Some online Mercurial repository hosting services require an account username and a password for authentication, while others require an email in combination with a password for the user account.

Using the SSH protocol

Detailed steps on how to generate SSH key pair as well as how to add a public key to a Bitbucket repository is described in How to link SQL Server database to a Git repository article, under the Git with SSH section. By following the given steps there should be a public key added to the Mercurial repository hosted on Bitbucket.

Once the key is added, a generated SSH URL can be used along with the specified passphrase instead of a password that is used for HTTP(S) URL:

Q: Is it possible to link a database to a repository that is on a machine in the same domain as the machine where SQL Server Management Studio and ApexSQL Source Control are installed?

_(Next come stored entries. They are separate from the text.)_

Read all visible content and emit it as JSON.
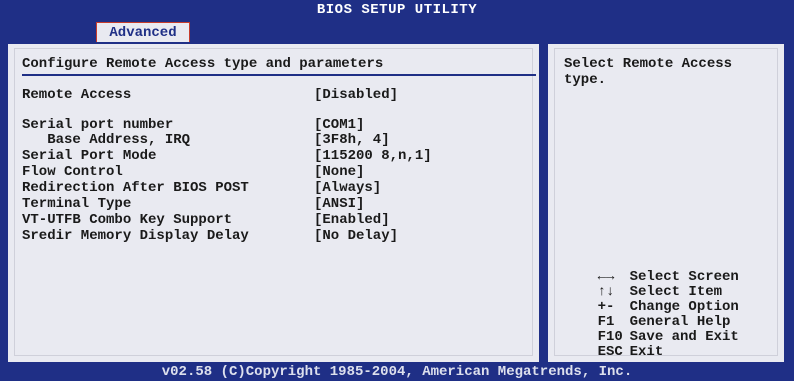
{
  "title": "BIOS SETUP UTILITY",
  "active_tab": "Advanced",
  "heading": "Configure Remote Access type and parameters",
  "settings": [
    {
      "label": "Remote Access",
      "value": "[Disabled]"
    },
    {
      "label": "Serial port number",
      "value": "[COM1]"
    },
    {
      "label": "   Base Address, IRQ",
      "value": "[3F8h, 4]"
    },
    {
      "label": "Serial Port Mode",
      "value": "[115200 8,n,1]"
    },
    {
      "label": "Flow Control",
      "value": "[None]"
    },
    {
      "label": "Redirection After BIOS POST",
      "value": "[Always]"
    },
    {
      "label": "Terminal Type",
      "value": "[ANSI]"
    },
    {
      "label": "VT-UTFB Combo Key Support",
      "value": "[Enabled]"
    },
    {
      "label": "Sredir Memory Display Delay",
      "value": "[No Delay]"
    }
  ],
  "help_text": "Select Remote Access type.",
  "key_legend": [
    {
      "key": "←→",
      "action": "Select Screen"
    },
    {
      "key": "↑↓",
      "action": "Select Item"
    },
    {
      "key": "+-",
      "action": "Change Option"
    },
    {
      "key": "F1",
      "action": "General Help"
    },
    {
      "key": "F10",
      "action": "Save and Exit"
    },
    {
      "key": "ESC",
      "action": "Exit"
    }
  ],
  "footer": "v02.58 (C)Copyright 1985-2004, American Megatrends, Inc.",
  "colors": {
    "background": "#1f2f86",
    "panel": "#e9eaf1",
    "tab_border": "#c63c2c"
  }
}
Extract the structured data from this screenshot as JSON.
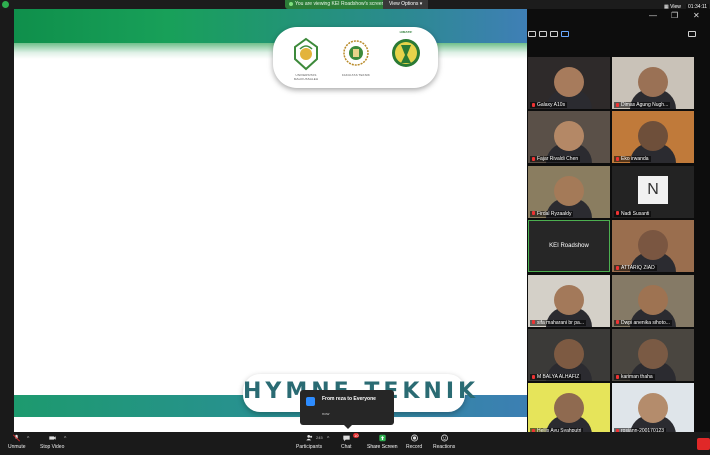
{
  "banner": {
    "text": "You are viewing KEI Roadshow's screen",
    "view_options": "View Options"
  },
  "topright": {
    "view": "View",
    "clock": "01:34:11"
  },
  "share": {
    "logos": [
      {
        "text": "UNIVERSITAS MALIKUSSALEH",
        "color": "#3d8a3b"
      },
      {
        "text": "FAKULTAS TEKNIK",
        "color": "#b98b2a"
      },
      {
        "text": "HIMATIF",
        "color": "#2a7a34"
      }
    ],
    "hymne": "HYMNE TEKNIK"
  },
  "chat_notification": {
    "title": "From reza to Everyone",
    "time": "now"
  },
  "participants": [
    {
      "name": "Galaxy A10s",
      "skin": "#a77b5c",
      "bg": "#2e2a2a",
      "type": "video"
    },
    {
      "name": "Dimas Agung Nugh...",
      "skin": "#9a7155",
      "bg": "#c9c2b8",
      "type": "video"
    },
    {
      "name": "Fajar Rivaldi Chen",
      "skin": "#b48866",
      "bg": "#5a5048",
      "type": "video"
    },
    {
      "name": "Eko irwanda",
      "skin": "#6e4f3a",
      "bg": "#c07a3a",
      "type": "video"
    },
    {
      "name": "Firdal Ryzaaldy",
      "skin": "#a47a58",
      "bg": "#8a7d60",
      "type": "video"
    },
    {
      "name": "Nadi Susanti",
      "initial": "N",
      "type": "avatar"
    },
    {
      "name": "KEI Roadshow",
      "type": "host"
    },
    {
      "name": "ATTARIQ ZIAD",
      "skin": "#7a5641",
      "bg": "#9a6e4e",
      "type": "video"
    },
    {
      "name": "sifa maharani br pa...",
      "skin": "#a3795a",
      "bg": "#d4d0c8",
      "type": "video"
    },
    {
      "name": "Dwpi anenika sihoto...",
      "skin": "#9e7352",
      "bg": "#857a66",
      "type": "video"
    },
    {
      "name": "M BALYA ALHAFIZ",
      "skin": "#7d5a42",
      "bg": "#3b3a38",
      "type": "video"
    },
    {
      "name": "kariman thaha",
      "skin": "#7a5a44",
      "bg": "#4a4640",
      "type": "video"
    },
    {
      "name": "Hellis Ayu Syahputri",
      "skin": "#8f6a50",
      "bg": "#e6e45a",
      "type": "video"
    },
    {
      "name": "rosiann-200170123",
      "skin": "#b48c6c",
      "bg": "#dfe5ea",
      "type": "video"
    }
  ],
  "toolbar": {
    "unmute": "Unmute",
    "stop_video": "Stop Video",
    "participants": "Participants",
    "participant_count": "245",
    "chat": "Chat",
    "chat_badge": "10",
    "share_screen": "Share Screen",
    "record": "Record",
    "reactions": "Reactions"
  },
  "colors": {
    "accent_green": "#2eae4f",
    "toolbar_bg": "#1a1a1a",
    "alert_red": "#e02828",
    "blue": "#2d8cff"
  }
}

A: Yes, if the machine where the Mercurial repository is hosted is in the same domain as a machine where ApexSQL Source Control is installed, a database can be linked either using Windows credentials or without them.

Q: What happens if a description for the created project inside the Mercurial repository is not specified?

A: A validation message appears informing the user that a description is mandatory when creating a new project.

Q: How can I update the password for linking a database, if it is changed after a database is linked?

A: Unlinking a database and linking it to the same repository allows the user to specify a password in the final step of the wizard. Instead of using the saved password, specify a new one and proceed with the linking process.